Est-ce
moi que j’aperçois là-bas entre les branches des arbres sans feuilles ?
Moi tout au bout de la file indienne
encore une fois le dernier abattu, noblement abattu comme un grand
cervidé ? Moi à peine noblement abattu de nouveau tout au bout de la
file à attendre, attendre d’être de nouveau
noblement abattu ?
C'était il y a quelques années. Je rentrais d'une longue randonnée dans la montagne (je vais tous les étés en montagne parce que mon père y possède un appartement en haut d'une haute tour). J'étais avec mon amie et nous étions rompus de fatigue. En approchant de la haute tour où nous logions (donc), je lève le nez et vois la fenêtre de laquelle, habituellement, lorsque nous ne partions par marcher, je passe le plus clair de mon temps à regarder la nature et les sentiers au loin.

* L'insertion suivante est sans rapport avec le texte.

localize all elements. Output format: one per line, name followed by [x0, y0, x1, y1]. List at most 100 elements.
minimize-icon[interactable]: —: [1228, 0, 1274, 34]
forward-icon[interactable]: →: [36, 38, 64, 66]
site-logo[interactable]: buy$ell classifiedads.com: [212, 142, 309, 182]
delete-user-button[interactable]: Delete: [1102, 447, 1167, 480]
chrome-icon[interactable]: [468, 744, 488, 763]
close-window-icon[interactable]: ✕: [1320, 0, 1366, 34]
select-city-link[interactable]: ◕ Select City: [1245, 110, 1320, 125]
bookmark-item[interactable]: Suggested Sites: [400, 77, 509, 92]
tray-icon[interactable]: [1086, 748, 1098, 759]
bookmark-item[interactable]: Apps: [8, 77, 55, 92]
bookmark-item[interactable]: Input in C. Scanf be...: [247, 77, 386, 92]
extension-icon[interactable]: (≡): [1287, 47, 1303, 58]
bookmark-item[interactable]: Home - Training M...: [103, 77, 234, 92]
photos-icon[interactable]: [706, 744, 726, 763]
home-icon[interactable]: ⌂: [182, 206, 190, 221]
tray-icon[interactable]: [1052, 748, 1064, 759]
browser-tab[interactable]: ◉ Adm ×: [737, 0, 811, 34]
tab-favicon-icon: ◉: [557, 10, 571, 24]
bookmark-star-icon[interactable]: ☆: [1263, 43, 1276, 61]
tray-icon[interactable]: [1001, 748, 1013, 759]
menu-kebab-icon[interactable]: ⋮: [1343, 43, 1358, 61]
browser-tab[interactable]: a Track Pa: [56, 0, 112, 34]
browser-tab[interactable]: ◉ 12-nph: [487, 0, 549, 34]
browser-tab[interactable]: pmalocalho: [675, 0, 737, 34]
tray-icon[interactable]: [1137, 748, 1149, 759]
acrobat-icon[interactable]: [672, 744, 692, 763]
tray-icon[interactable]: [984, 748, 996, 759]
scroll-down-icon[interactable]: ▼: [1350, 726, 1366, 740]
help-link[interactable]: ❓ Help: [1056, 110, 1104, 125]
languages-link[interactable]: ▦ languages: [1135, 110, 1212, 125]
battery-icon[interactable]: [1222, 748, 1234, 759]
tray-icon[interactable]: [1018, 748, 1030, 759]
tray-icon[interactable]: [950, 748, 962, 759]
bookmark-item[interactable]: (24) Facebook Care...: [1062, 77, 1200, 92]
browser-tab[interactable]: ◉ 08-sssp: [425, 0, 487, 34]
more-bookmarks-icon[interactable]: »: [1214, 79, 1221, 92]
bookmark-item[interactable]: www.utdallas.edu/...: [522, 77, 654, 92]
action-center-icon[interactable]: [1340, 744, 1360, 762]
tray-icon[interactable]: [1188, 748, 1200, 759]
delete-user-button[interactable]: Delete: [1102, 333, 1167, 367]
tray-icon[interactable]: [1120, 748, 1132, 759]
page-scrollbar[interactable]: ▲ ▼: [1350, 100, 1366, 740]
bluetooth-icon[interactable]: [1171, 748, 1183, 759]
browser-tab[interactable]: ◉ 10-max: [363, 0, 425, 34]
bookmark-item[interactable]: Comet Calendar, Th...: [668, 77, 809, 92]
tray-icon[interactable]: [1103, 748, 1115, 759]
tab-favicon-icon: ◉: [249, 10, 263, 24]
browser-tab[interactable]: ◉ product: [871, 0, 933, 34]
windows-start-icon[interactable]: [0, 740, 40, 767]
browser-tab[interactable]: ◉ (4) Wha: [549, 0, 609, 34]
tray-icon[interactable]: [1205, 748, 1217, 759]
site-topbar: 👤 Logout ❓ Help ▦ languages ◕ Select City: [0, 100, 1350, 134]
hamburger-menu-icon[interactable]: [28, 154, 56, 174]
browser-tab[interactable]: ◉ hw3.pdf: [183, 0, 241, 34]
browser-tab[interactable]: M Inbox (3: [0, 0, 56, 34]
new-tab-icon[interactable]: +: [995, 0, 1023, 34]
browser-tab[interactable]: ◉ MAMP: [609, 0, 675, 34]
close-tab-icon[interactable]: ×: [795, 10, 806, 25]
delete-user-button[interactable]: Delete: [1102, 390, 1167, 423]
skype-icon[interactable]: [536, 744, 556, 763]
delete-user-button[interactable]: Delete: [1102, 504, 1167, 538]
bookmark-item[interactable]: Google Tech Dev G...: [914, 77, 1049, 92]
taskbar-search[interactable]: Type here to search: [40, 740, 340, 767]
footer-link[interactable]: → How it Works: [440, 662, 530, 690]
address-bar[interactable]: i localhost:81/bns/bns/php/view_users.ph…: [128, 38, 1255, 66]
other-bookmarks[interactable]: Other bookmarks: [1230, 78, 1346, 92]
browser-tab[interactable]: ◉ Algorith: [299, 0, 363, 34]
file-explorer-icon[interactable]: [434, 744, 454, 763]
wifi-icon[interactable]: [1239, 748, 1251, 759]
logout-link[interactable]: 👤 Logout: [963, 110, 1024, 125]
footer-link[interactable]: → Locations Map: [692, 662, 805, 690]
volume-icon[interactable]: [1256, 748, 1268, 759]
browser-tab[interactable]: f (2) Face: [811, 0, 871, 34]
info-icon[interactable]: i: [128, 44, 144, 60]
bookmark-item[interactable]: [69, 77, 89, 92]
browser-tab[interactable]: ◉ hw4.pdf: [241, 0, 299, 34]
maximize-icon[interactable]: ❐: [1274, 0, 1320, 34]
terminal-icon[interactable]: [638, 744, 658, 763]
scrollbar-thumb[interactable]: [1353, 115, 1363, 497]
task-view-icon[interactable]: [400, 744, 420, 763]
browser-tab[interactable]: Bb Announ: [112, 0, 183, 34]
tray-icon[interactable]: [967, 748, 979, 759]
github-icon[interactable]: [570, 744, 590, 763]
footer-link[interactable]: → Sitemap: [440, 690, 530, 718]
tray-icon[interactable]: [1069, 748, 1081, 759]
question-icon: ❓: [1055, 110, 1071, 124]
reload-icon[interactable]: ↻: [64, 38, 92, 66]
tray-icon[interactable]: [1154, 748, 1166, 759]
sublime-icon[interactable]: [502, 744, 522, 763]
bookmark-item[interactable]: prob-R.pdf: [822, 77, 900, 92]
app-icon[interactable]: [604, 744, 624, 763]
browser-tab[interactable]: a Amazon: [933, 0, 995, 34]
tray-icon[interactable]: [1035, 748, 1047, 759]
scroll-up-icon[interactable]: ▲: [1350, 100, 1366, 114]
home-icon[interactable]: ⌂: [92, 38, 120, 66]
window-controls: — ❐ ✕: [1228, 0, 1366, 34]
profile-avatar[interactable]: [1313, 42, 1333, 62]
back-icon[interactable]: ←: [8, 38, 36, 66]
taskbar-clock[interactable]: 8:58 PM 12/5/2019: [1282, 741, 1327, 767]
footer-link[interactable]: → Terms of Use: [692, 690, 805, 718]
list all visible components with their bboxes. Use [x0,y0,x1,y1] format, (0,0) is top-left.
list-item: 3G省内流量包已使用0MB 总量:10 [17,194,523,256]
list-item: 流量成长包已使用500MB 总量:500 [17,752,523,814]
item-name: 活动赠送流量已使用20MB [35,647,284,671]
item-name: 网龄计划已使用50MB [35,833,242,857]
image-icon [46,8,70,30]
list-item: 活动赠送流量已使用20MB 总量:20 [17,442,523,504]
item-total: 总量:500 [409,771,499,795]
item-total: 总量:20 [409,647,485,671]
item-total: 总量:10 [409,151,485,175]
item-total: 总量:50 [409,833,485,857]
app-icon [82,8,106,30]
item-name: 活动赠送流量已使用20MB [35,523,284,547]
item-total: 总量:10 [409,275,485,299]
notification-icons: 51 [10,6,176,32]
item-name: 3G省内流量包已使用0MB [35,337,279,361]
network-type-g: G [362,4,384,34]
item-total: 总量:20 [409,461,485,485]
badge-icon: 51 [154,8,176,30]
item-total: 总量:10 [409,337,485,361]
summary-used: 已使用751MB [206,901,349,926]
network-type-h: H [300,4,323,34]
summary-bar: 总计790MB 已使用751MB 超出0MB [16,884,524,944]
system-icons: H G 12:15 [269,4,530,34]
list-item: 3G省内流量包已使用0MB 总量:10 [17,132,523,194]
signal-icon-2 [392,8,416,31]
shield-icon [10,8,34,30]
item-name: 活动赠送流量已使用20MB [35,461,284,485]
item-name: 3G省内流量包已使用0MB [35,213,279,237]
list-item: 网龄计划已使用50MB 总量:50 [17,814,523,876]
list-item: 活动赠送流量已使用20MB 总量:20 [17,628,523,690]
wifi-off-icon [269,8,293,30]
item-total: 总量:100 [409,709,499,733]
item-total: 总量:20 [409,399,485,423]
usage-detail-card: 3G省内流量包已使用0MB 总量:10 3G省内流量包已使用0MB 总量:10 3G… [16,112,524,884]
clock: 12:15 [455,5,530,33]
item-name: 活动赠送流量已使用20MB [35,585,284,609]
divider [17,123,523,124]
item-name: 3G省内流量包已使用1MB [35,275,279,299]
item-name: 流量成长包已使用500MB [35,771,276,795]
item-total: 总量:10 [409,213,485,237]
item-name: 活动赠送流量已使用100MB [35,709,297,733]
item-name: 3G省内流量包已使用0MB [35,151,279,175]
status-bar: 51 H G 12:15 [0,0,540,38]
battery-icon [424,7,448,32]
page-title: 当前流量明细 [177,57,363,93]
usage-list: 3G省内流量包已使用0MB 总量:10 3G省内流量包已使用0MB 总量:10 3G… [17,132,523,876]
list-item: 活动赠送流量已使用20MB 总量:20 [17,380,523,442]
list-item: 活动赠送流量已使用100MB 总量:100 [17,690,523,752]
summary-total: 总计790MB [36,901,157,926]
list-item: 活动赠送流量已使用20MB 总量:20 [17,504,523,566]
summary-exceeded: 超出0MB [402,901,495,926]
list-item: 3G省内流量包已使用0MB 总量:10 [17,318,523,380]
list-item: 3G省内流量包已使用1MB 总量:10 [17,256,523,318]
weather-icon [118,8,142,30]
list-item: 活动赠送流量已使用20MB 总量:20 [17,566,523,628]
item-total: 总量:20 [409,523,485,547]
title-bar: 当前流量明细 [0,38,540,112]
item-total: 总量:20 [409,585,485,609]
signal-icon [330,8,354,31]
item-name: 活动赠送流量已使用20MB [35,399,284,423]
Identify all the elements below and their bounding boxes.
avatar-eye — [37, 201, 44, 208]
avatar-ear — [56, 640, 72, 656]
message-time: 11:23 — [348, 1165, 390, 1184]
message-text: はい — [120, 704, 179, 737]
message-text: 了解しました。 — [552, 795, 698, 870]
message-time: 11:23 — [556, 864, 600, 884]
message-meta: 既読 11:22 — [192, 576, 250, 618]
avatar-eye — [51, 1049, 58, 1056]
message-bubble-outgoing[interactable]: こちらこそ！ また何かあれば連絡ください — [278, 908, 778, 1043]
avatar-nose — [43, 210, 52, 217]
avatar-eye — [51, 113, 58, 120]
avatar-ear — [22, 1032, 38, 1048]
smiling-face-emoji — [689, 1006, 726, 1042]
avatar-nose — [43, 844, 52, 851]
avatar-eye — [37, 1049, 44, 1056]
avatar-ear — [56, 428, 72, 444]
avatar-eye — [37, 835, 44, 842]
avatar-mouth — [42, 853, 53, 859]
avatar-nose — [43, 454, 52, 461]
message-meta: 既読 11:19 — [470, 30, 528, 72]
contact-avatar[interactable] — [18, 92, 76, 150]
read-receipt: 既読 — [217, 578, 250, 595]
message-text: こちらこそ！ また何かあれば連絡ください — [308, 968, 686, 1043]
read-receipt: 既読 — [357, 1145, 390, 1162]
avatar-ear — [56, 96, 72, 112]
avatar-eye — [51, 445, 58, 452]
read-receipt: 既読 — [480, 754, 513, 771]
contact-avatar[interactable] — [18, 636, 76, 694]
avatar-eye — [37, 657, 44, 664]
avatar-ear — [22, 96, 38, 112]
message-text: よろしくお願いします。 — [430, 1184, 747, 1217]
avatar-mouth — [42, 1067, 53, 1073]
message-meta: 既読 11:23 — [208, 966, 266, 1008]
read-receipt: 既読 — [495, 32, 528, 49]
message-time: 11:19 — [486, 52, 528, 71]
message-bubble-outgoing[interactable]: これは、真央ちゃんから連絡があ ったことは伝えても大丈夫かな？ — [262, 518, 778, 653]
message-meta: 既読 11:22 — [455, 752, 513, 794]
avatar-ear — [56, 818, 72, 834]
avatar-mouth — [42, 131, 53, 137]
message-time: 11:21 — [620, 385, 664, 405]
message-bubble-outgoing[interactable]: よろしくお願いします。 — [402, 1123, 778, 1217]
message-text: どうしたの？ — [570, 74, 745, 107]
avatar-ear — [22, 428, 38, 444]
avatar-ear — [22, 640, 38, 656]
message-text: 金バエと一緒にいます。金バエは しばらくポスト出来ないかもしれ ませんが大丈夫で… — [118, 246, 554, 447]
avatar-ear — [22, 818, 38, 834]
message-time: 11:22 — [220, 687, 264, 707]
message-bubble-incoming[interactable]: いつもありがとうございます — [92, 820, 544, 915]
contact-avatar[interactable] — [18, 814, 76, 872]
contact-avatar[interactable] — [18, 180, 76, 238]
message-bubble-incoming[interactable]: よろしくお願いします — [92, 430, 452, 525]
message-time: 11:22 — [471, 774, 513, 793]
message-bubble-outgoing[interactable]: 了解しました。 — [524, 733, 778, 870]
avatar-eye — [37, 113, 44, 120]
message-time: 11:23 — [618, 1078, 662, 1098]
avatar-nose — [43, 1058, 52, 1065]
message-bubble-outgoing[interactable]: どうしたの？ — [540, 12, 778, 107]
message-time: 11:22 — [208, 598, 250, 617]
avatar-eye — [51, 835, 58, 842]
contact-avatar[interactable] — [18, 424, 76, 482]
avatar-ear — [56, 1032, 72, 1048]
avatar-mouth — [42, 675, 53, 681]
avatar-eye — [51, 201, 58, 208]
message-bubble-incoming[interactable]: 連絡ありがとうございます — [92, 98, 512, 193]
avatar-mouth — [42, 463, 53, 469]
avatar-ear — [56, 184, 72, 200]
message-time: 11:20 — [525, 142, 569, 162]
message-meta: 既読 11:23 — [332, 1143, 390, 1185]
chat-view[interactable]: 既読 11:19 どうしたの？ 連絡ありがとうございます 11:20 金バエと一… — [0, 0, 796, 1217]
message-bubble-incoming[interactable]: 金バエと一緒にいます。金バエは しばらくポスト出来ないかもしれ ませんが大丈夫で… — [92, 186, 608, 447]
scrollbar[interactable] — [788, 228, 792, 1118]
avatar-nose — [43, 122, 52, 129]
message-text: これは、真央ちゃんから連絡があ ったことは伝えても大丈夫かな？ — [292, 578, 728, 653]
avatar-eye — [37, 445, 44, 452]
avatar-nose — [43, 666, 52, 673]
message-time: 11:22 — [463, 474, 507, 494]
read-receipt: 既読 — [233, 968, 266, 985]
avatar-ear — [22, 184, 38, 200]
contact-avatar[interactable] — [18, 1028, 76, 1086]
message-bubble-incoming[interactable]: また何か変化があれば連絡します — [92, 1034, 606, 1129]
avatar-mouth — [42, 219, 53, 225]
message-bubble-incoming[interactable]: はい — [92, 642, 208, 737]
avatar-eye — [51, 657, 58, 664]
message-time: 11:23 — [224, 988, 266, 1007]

Or là, rentrant, je saisis Anne par la manche et je lui dis : "Imagine qu'à notre fenêtre, là-haut, nous apercevions deux silhouettes. Deux silhouettes qui seraient nous, nous deux, penchés à la fenêtre, nous regardant arriver."
Frayeur.
(Le dédoublement amène de plus gros frissons que l'escalade d'un glacier.)